In the joint research project with zoologists, physicists, chemists and engineers from the University of Jena, the TU Dresden, the Frauenhofer Institute, the arxes Information Design Berlin GmbH and the Lohmann Tierzucht GmbH Cuxhaven, the Leipzig researchers are getting closer and closer to their goal, a reliable method for sex determination to develop in the unhatched hen's egg. In January / February 2011 patents were granted for two vibration spectroscopic methods. This currently most promising research status of the project, which ended at the end of June, arouses great interest in the professional world.

The research project funded by the Federal Office for Agriculture and Food (BLE) for three years with a funding amount of around one million euros in the area of ​​"Innovation Promotion" will end in June 2011. A new application should then examine the reliability of the new methods of the project "Possibilities of In ovo sex determination in domestic chickens as an alternative to the routine killing of day-old male chicks from laying hen lines. "In further studies, we therefore want to pursue three new approaches, among other things, with regard to the possible uses of optical and vibration spectroscopic analysis methods," explains the coordinator.
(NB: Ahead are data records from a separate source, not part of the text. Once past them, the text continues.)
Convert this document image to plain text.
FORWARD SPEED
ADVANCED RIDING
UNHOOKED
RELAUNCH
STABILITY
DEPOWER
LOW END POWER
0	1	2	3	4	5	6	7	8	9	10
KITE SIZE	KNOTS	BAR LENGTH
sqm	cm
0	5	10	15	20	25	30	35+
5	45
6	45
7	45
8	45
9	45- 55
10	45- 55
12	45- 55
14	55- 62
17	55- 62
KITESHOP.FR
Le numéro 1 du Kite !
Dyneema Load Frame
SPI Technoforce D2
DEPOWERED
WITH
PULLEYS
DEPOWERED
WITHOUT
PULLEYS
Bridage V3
For the currently preferred spectroscopic methods, a hole created in the egg shell by means of a laser serves as access for further, light-assisted analysis. However, the hatching rates from sampled eggs have so far only been tested on a small scale. "It is now important to also precisely analyze the effects of the individual examination steps on the breeding process and success, on the postnatal development of the chicks as well as the animal health and laying performance of the hens."

The Animal Welfare Act states that no animal may be killed or tortured without a reason. But the economy itself is also concerned with avoiding the killing of millions and millions of healthy chickens every year. "For me, the ethical component is in the foreground, after all, it is about living animals whose only flaw is being male," says the veterinarian. The support from the economic side is nevertheless crucial: "Many projects have always died when economic aspects were not sufficiently taken into account."

So far, there are no practical methods for sex determination in hen's eggs that would leave them as undamaged as possible. This could change in the medium term with the intended, completely new endocrinological, spectroscopic and imaging methods. "Then, ideally, unhatched eggs, from which chickens would one day hatch, could still be brought to the market," says Krautwald-Junghanns. And last but not least, that would also help to reduce the number of laying hens needed to supply the population with eggs and egg products.